Hendrik Rost
Der Ort, wo ich herkomme,
ist der, an den ich gehe,
der politiklose Hügel hinterm
Haus, wo Vokalkraut blühte,
blühte, vieles nicht sagend.
Von oben reichte der Blick
stielweit, buchseitenweit.
Ich: dastehend, am Blättern
bis heute, während Binsen
mir von den Lippen wuchsen.
Diese Weite, dachte ich, welt-
verlorene Wut; wenn nur einer
in dem kehligen Kommen und
Sehen verzichtete zu wuchern,
sich zu äußern. Eins mit Kräutern.
Für Mirko Bonné
11. Juli 2019 09:31
Hendrik Rost
Widerstand: erst nicht aufräumen,
dann nicht verwüsten.
3. Juli 2019 06:25
Hendrik Rost
Die Fliege, die du gestern
Abend nicht gefangen
hast, sagt mein Sohn,
zappelt jetzt im Netz
der Zitterspinne. Er ist
erschüttert. Ein Bündel
am Fenster.
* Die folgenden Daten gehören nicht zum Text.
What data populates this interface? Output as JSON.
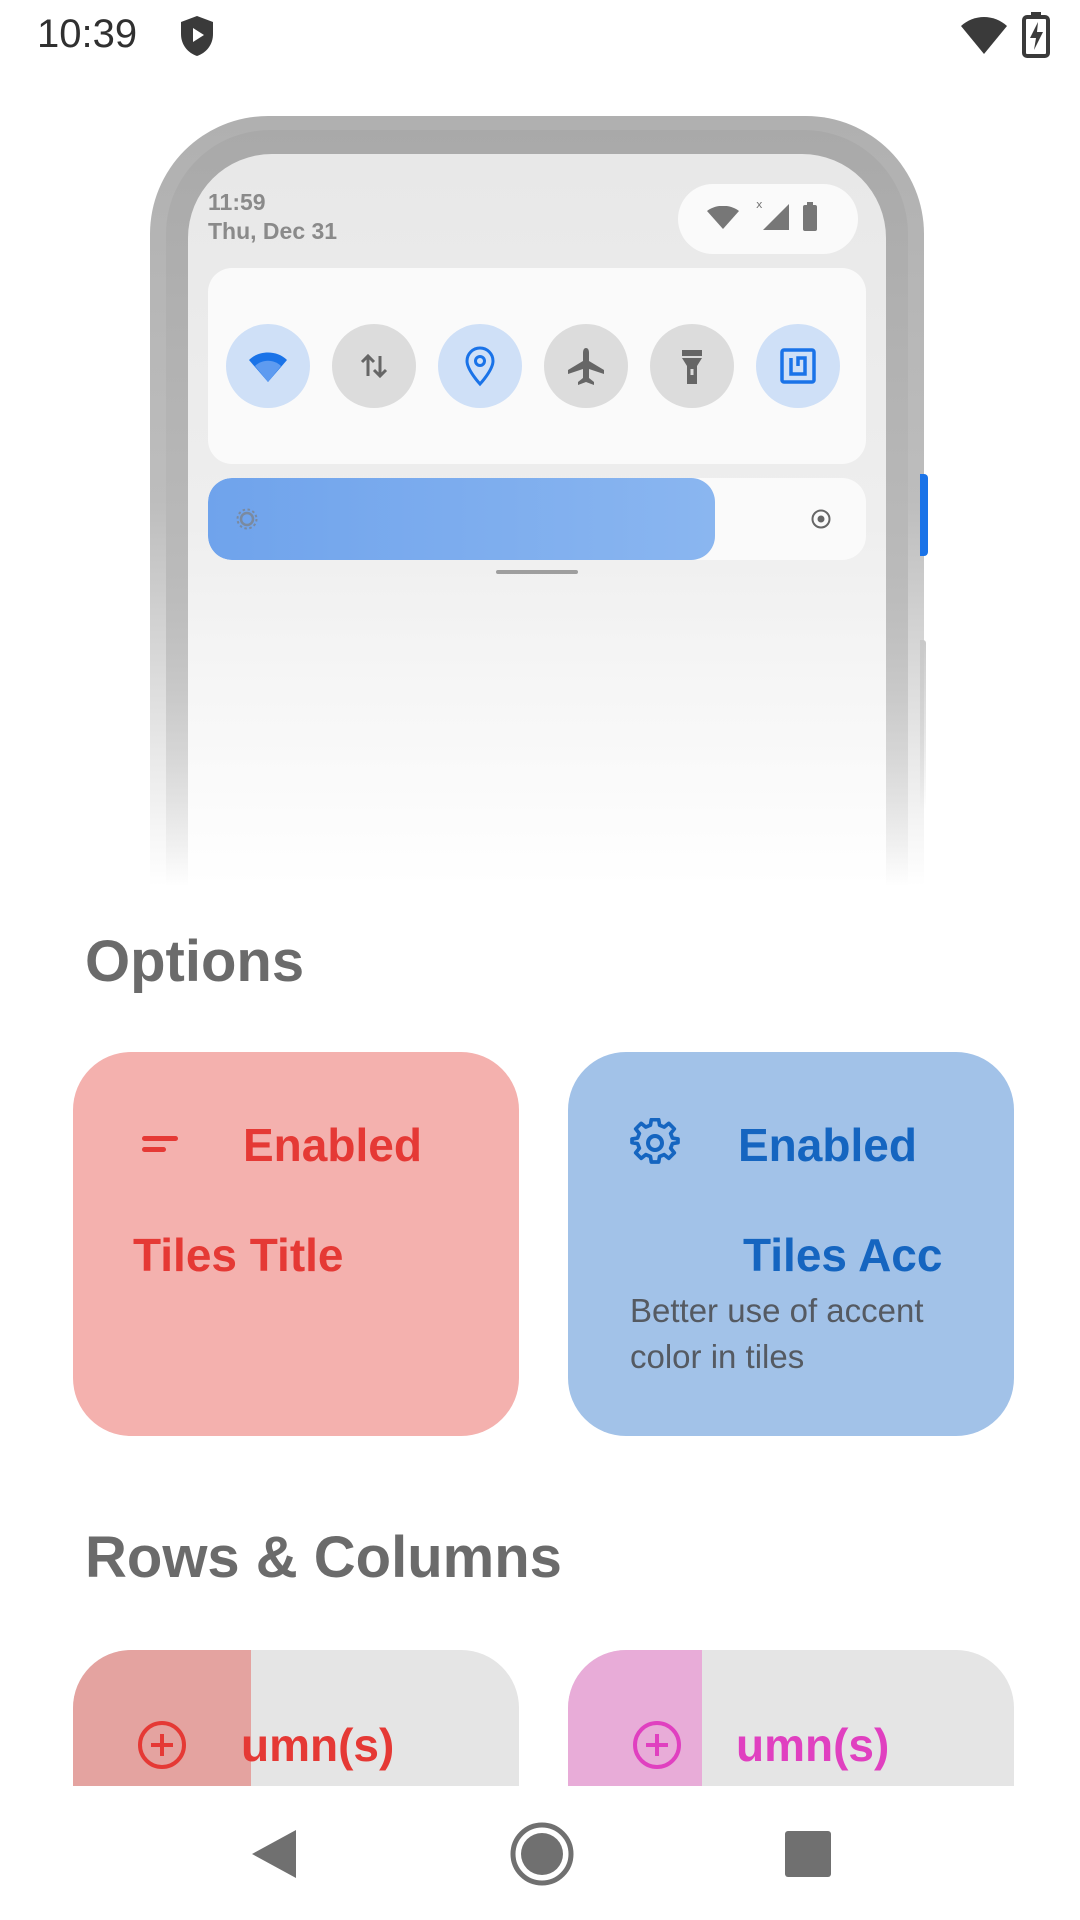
{
  "status_bar": {
    "time": "10:39",
    "icons": [
      "shield-icon",
      "wifi-icon",
      "battery-charging-icon"
    ]
  },
  "preview": {
    "clock_time": "11:59",
    "clock_date": "Thu, Dec 31",
    "status_icons": [
      "wifi-icon",
      "signal-icon",
      "battery-icon"
    ],
    "tiles": [
      {
        "name": "wifi",
        "icon": "wifi-icon",
        "active": true
      },
      {
        "name": "mobile-data",
        "icon": "data-arrows-icon",
        "active": false
      },
      {
        "name": "location",
        "icon": "location-pin-icon",
        "active": true
      },
      {
        "name": "airplane",
        "icon": "airplane-icon",
        "active": false
      },
      {
        "name": "flashlight",
        "icon": "flashlight-icon",
        "active": false
      },
      {
        "name": "nfc",
        "icon": "nfc-icon",
        "active": true
      }
    ],
    "brightness_level": 0.77
  },
  "options": {
    "title": "Options",
    "cards": [
      {
        "status": "Enabled",
        "title": "Tiles Title",
        "icon": "short-text-icon",
        "color": "#e53935"
      },
      {
        "status": "Enabled",
        "title": "Tiles Acc",
        "description": "Better use of accent color in tiles",
        "icon": "gear-icon",
        "color": "#1565c0"
      }
    ]
  },
  "rows_columns": {
    "title": "Rows & Columns",
    "cards": [
      {
        "label": "umn(s)",
        "icon": "add-circle-icon",
        "color": "#e53935",
        "fill_fraction": 0.4
      },
      {
        "label": "umn(s)",
        "icon": "add-circle-icon",
        "color": "#e040c0",
        "fill_fraction": 0.3
      }
    ]
  },
  "navigation": {
    "buttons": [
      "back-icon",
      "home-icon",
      "recents-icon"
    ]
  },
  "colors": {
    "tile_blue": "#1a73e8",
    "card_pink": "#f4b1ae",
    "card_blue": "#a2c2e8",
    "rc_pink_fill": "#e4a3a0",
    "rc_magenta_fill": "#e8acd8"
  }
}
Und im Juni
ist Licht das häufigste
Phänomen neben dem
Rascheln der Linden.
Als ob Jahre zurückkämen.
18. Juni 2019 09:48
Hendrik Rost
Für ein Europa der Toten und der Lebenden.
Für eine Landschaft der Gräser und Überwindungen.
Für das Recht auf das Recht zu singen.
Für die Anwesenheit von Sturen.
Für genug Heiliges, um eine sagenhafte Leere zu füllen.
Für kein Geld der Welt.
13. Juni 2019 11:25
Hendrik Rost
Statt wie sonst morgens in der Offenbarung des Johannes zu schmökern
und zu lesen, wie das Lamm das Buch mit den sieben Siegeln öffnete,
woraufhin im Himmel Stille eintrat,
etwa eine halbe Stunde lang –

ging ich ans Regal und nahm mir ein Jahrbuch mit Gedichten
und öffnete es an beliebiger Stelle:
„Die Stimme deiner Spezies weckt dich und you drown.“
Es ist unnötig, sich abzufinden mit der üblichen Gefangenschaft.
28. Juni 2017 10:07
Hendrik Rost
was von Schwärmern und Spöttern über Büchner gesagt wird, ist falsch oder abgestanden. Jetzt ist
aber eine wunderbare Gelegenheit, Jan Wagner zu gratulieren: Alles, alles Gute
und viel Inspiration weiterhin!
Ich las so vor mich hin und fand schnell zwei sehr schöne „Versuche“.
Einmal über Mücken:
als hätten sich alle buchstaben
auf einmal aus der zeitung gelöst
und stünden als schwarm in der luft
…
bringen von all den schlechten nachrichten
keine, dürftige musen, dürre …
Ein anderes Mal über Seife:
wurde weniger wie fast alles
…
und alle sitzen am tisch:
mondloser abend, duftende hände.
23. Juni 2017 15:55
Hendrik Rost

Bruch
Aus allem, was keiner sagte,
kann eine Strömung werden,
ein Luftzug, eine Weltreligion.
Immer noch rinnt das Wasser.
Ein Wort nur, und deine Seele
ist flüssig: Aus vorsokratischen
Fragmenten wurde zuerst Fluss,
dann Weltbild. Ein Quantum Blut
aufs Volumen des Lake Superior
reicht aus, schon erkennt ein Hai
dich als Beute. Besteig einen Berg
und sag – nichts. Der Blick reicht
bis nach Lesbos, und es pulsiert
das Wort noch, nach dem Gesetz,
wie es schon galt, als du schliefst,
allein. Ganz allein bei den Scherben
am Ufer. Bevor die Vase zerbrach.
7. März 2017 12:11
Hendrik Rost

Sieh genau hin: Eine Meinung wird gebrochen durch den, der sie hat,
und zeigt seine eigentliche Position.
Ich war von morgens bis mittags im Zimmer
der Sterbenden. Sie atmete nur noch aus.
Bin dann zum Essen gegangen. Es gab Huhn,
Rüben und eine Art Kartoffelbrei mit säuerlicher Soße.
Der Schokopudding hatte Altersflecken.
Als ich zurückkam, war sie gestorben. Eine Hand
lag auf der Brust.
Ich atmete ein, was von ihr noch im Raum war,
die Gardine wehte hinter ihr,
auf dem Regalbrett stand Lebenshilfe, unangerührt.
Meiner Meinung nach war ich hier und sie
war ein Körper. Beide waren wir allein.
Und ein Fasan scheucht uns durch den Staub.